Influence of Astrocytic Gap Junction Coupling on in Silico Neuronal Network Activity

Astrocytes cover a plethora of roles supporting neurons in their maturation and regulating the concentrations of several ions and neurotransmitters. Moreover, astrocytes dysfunctions are, nowadays, suspected to have important implication in several brain diseases, as for example in epilepsy and Alzheimer’s disease. The astrocytes themselves are forming a network mediated by gap junctions. A loss of gap junctions between astrocytes has been connected with epilepsy. The aim of this study is to computationally test the influence of astrocytes connectivity in regulating activity in the neuronal network. To conduct the study, it has been used an in silico neuron-astrocyte model developed in our group. The model simulates the processes governing the communications between an astrocyte and a pre- and a postsynaptic neuron in the tripartite synapse, as well as between astrocytes through gap junction coupling. The modeled network comprises 250 neurons and 107 astrocytes. Three different astrocytic connectivity levels have been studied – representing 0, 2 and 4 gap junctions on average per astrocyte.

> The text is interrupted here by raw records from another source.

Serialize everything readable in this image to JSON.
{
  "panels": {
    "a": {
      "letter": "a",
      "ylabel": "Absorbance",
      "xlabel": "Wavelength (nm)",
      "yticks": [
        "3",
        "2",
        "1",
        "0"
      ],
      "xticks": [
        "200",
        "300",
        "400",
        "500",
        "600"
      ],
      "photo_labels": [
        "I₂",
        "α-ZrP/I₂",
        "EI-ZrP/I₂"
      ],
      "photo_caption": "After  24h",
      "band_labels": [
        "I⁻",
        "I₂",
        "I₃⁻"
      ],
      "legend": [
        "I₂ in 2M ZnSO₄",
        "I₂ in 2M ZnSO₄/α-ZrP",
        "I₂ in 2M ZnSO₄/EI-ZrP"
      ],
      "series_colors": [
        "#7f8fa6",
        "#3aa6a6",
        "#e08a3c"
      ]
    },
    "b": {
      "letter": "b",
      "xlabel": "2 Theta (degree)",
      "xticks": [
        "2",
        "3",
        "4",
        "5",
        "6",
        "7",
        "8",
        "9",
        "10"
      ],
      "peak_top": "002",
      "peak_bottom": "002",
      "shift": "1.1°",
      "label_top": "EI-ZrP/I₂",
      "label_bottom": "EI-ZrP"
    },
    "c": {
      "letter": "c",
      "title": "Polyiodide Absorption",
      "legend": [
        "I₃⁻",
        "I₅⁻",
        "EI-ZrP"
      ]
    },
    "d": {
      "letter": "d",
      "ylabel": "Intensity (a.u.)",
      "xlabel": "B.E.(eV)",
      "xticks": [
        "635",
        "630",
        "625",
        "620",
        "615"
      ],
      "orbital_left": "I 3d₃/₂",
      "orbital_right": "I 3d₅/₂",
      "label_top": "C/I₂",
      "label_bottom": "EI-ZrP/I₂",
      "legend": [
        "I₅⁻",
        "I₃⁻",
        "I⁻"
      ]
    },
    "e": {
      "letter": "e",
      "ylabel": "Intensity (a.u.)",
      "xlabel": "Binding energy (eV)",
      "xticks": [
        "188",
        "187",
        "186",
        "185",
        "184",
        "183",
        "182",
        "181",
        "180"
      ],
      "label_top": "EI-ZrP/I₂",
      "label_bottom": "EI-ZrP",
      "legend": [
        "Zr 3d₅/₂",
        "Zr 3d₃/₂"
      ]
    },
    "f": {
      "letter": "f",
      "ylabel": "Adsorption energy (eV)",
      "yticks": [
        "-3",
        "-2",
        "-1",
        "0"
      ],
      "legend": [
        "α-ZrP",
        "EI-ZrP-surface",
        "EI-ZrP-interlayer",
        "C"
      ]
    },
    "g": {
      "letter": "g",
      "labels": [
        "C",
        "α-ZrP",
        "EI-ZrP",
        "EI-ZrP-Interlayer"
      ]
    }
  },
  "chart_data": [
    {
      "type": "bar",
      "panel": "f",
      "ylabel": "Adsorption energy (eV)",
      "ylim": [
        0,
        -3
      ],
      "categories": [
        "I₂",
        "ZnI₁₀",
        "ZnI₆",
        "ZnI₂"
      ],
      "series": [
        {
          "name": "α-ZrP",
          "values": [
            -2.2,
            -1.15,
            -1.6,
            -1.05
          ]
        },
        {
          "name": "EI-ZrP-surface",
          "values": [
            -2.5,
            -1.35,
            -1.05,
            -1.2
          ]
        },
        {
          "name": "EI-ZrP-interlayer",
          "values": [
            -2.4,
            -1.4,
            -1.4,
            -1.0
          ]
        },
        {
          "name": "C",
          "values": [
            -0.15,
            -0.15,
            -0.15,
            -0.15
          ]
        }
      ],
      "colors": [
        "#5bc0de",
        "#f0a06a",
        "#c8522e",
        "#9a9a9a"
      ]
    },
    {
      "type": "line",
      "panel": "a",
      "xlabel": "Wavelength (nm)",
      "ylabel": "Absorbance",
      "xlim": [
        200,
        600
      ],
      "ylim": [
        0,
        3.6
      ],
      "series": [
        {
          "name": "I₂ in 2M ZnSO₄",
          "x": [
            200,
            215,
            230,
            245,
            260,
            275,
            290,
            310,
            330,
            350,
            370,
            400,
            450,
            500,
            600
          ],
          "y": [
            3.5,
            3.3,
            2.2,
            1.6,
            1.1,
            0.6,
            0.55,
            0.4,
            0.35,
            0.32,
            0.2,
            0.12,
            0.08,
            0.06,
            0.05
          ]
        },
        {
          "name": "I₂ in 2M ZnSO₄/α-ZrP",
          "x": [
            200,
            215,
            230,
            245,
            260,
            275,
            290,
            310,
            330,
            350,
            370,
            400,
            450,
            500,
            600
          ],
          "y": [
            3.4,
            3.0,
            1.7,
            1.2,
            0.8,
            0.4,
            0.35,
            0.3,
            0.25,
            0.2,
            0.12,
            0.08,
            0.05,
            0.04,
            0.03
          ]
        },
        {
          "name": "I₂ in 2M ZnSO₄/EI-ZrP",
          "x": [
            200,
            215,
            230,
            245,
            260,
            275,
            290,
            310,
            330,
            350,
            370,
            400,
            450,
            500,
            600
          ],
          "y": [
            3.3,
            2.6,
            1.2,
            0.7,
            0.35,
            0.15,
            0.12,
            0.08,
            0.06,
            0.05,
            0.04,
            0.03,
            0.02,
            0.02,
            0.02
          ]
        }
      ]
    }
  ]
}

Additionally, three different noise levels have been applied to the presynaptic terminal to simulate low, high and hyperactivity. Since the activation of astrocytes is driven by the activity of the neuronal network, the results showed that in case of low activity astrocytes were not activated and did not regulate neuronal activity. In case of high neuronal activity and hyperactivity, astrocytes showed an increased capability of downregulating neuronal activity when increasing the astrocytic connectivity. These results are in accordance with several in vivo experiments from different laboratories.